A woodblock print of "The Great Wave," an iconic ukiyo-e piece by Edo Period (1603 to 1868) artist Katsushika Hokusai, sold this week for well above the estimate posted by Christie’s auction house, breaking a record for one of his pieces.

The work, formally titled "Under the Wave off Kanagawa," sold on Tuesday for $2.76 million (about ¥360 million) during a live auction featuring Japanese and Korean art, according to Christie’s. It was originally estimated to sell for between $500,000 and $700,000.

The previous record was set in 2021 with the sale of another "Great Wave" print for $1.59 million, despite an estimate of $150,000, according to Christie’s.

“It ranks beyond doubt among the 20 or so best impressions surviving today,” Matthi Forrer, senior researcher of the National Museum of Ethnology in The Netherlands, said in background posted by the auction house.

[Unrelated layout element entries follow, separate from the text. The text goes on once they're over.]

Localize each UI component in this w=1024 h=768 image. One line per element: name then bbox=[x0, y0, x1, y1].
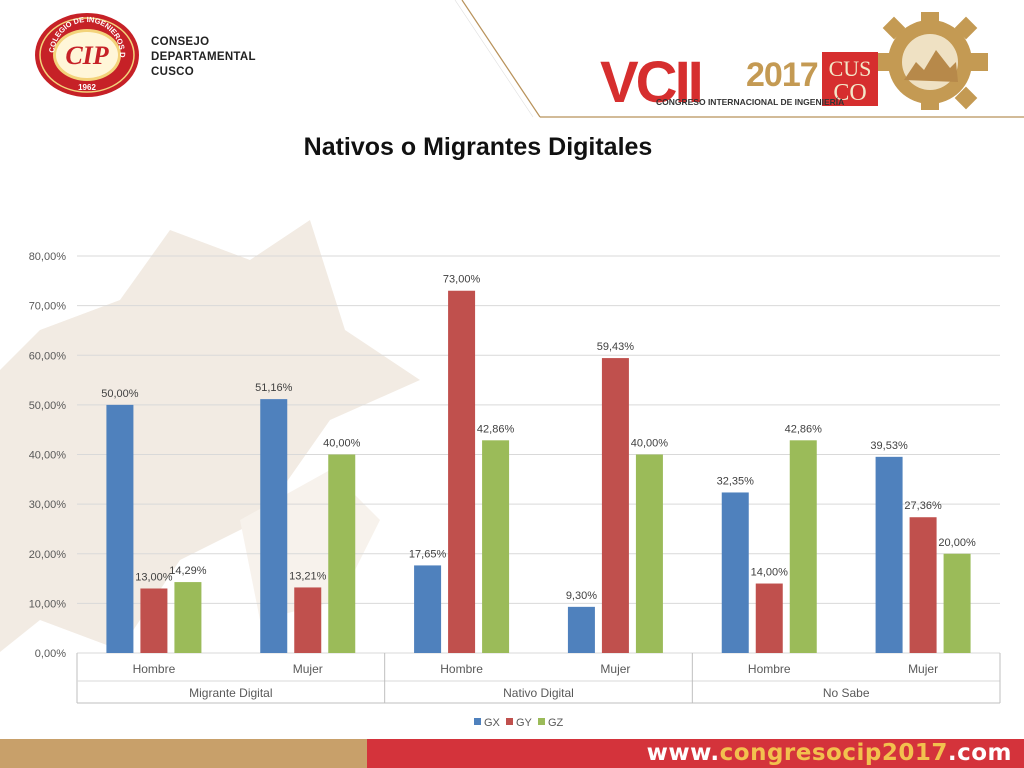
data-label: 40,00% bbox=[323, 438, 361, 450]
bar-gy bbox=[909, 517, 937, 653]
data-label: 13,21% bbox=[289, 570, 327, 582]
data-label: 51,16% bbox=[255, 382, 293, 394]
y-tick-label: 80,00% bbox=[29, 251, 67, 263]
data-label: 59,43% bbox=[597, 341, 635, 353]
legend-swatch bbox=[506, 718, 513, 725]
footer-band-left bbox=[0, 739, 367, 768]
council-line-2: DEPARTAMENTAL bbox=[151, 51, 256, 63]
bar-gx bbox=[106, 404, 134, 653]
footer-url-suffix: .com bbox=[947, 740, 1012, 766]
data-label: 9,30% bbox=[566, 590, 597, 602]
congress-brand-left: VCII bbox=[600, 50, 701, 110]
footer-url-prefix: www. bbox=[646, 740, 720, 766]
y-tick-label: 0,00% bbox=[35, 648, 66, 660]
bar-gz bbox=[174, 582, 202, 653]
x-group-label: No Sabe bbox=[823, 686, 870, 700]
council-line-1: CONSEJO bbox=[151, 36, 210, 48]
data-label: 13,00% bbox=[135, 571, 173, 583]
bar-gx bbox=[260, 399, 288, 653]
bar-gy bbox=[294, 587, 322, 653]
y-tick-label: 50,00% bbox=[29, 400, 67, 412]
congress-subtitle: CONGRESO INTERNACIONAL DE INGENIERÍA bbox=[656, 97, 844, 107]
bar-gz bbox=[482, 440, 510, 653]
data-label: 50,00% bbox=[101, 388, 139, 400]
y-tick-label: 60,00% bbox=[29, 350, 67, 362]
y-tick-label: 40,00% bbox=[29, 450, 67, 462]
x-group-label: Nativo Digital bbox=[503, 686, 574, 700]
footer-website-url: www.congresocip2017.com bbox=[647, 738, 1012, 768]
x-group-label: Migrante Digital bbox=[189, 686, 272, 700]
data-label: 42,86% bbox=[785, 423, 823, 435]
data-label: 42,86% bbox=[477, 423, 515, 435]
congress-year: 2017 bbox=[746, 56, 818, 94]
data-label: 14,00% bbox=[751, 567, 789, 579]
congress-logo: CUS CO VCII 2017 CONGRESO INTERNACIONAL … bbox=[600, 12, 988, 110]
bar-gx bbox=[414, 565, 442, 653]
data-label: 32,35% bbox=[717, 475, 755, 487]
data-label: 27,36% bbox=[904, 500, 942, 512]
data-label: 73,00% bbox=[443, 274, 481, 286]
bar-gx bbox=[875, 456, 903, 653]
bar-gx bbox=[567, 606, 595, 653]
x-category-label: Mujer bbox=[600, 662, 630, 676]
legend-swatch bbox=[538, 718, 545, 725]
seal-initials: CIP bbox=[65, 41, 109, 70]
congress-city-bottom: CO bbox=[833, 80, 866, 106]
bar-gx bbox=[721, 492, 749, 653]
x-category-label: Hombre bbox=[748, 662, 791, 676]
bar-gy bbox=[140, 588, 168, 653]
legend-label: GZ bbox=[548, 717, 564, 729]
x-category-label: Hombre bbox=[440, 662, 483, 676]
gear-icon bbox=[873, 12, 988, 110]
y-tick-label: 30,00% bbox=[29, 499, 67, 511]
legend-swatch bbox=[474, 718, 481, 725]
cip-seal-logo: COLEGIO DE INGENIEROS DEL PERU CIP 1962 bbox=[34, 12, 139, 97]
seal-year: 1962 bbox=[78, 83, 96, 92]
bar-gz bbox=[328, 454, 356, 653]
data-label: 39,53% bbox=[870, 440, 908, 452]
footer-band-right bbox=[367, 739, 1024, 768]
legend-label: GY bbox=[516, 717, 533, 729]
y-tick-label: 10,00% bbox=[29, 598, 67, 610]
y-tick-label: 70,00% bbox=[29, 301, 67, 313]
congress-city-top: CUS bbox=[829, 56, 872, 81]
data-label: 14,29% bbox=[169, 565, 207, 577]
x-category-label: Mujer bbox=[293, 662, 323, 676]
data-label: 20,00% bbox=[938, 537, 976, 549]
data-label: 17,65% bbox=[409, 548, 447, 560]
page-title: Nativos o Migrantes Digitales bbox=[303, 133, 653, 161]
council-name: CONSEJO DEPARTAMENTAL CUSCO bbox=[151, 35, 291, 80]
x-category-label: Hombre bbox=[133, 662, 176, 676]
bar-gy bbox=[448, 290, 476, 653]
bar-gz bbox=[635, 454, 663, 653]
bar-gz bbox=[789, 440, 817, 653]
bar-gy bbox=[601, 358, 629, 653]
x-category-label: Mujer bbox=[908, 662, 938, 676]
data-label: 40,00% bbox=[631, 438, 669, 450]
y-tick-label: 20,00% bbox=[29, 549, 67, 561]
council-line-3: CUSCO bbox=[151, 66, 195, 78]
footer-url-mid: congresocip2017 bbox=[719, 740, 948, 766]
bar-gz bbox=[943, 553, 971, 653]
header-accent-lines bbox=[454, 0, 1024, 118]
legend-label: GX bbox=[484, 717, 501, 729]
bar-gy bbox=[755, 583, 783, 653]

According to Forrer, the print was on display most recently in an exhibition at the Ny Carlsberg Glyptotek, Copenhagen, organized by the Denmark-Japan Society in 1993 and was among at least 18 works from the artist’s renowned series titled “Fugaku Sanjurokkei" ("Thirty-six Views of Mount Fuji"), dated between 1830 and 1832. The 265 by 390 millimeter piece was acquired by the family of the previous owner in the early 1900s before this week’s sale with Christie’s.

The Cabinet Office has called the series by Hokusai “the most famous work of Japanese art."

Hokusai was born in Tokyo’s Sumida district, where he spent the majority of his life and created several works considered masterpieces. Today, the Sumida Hokusai Museum is located in the area.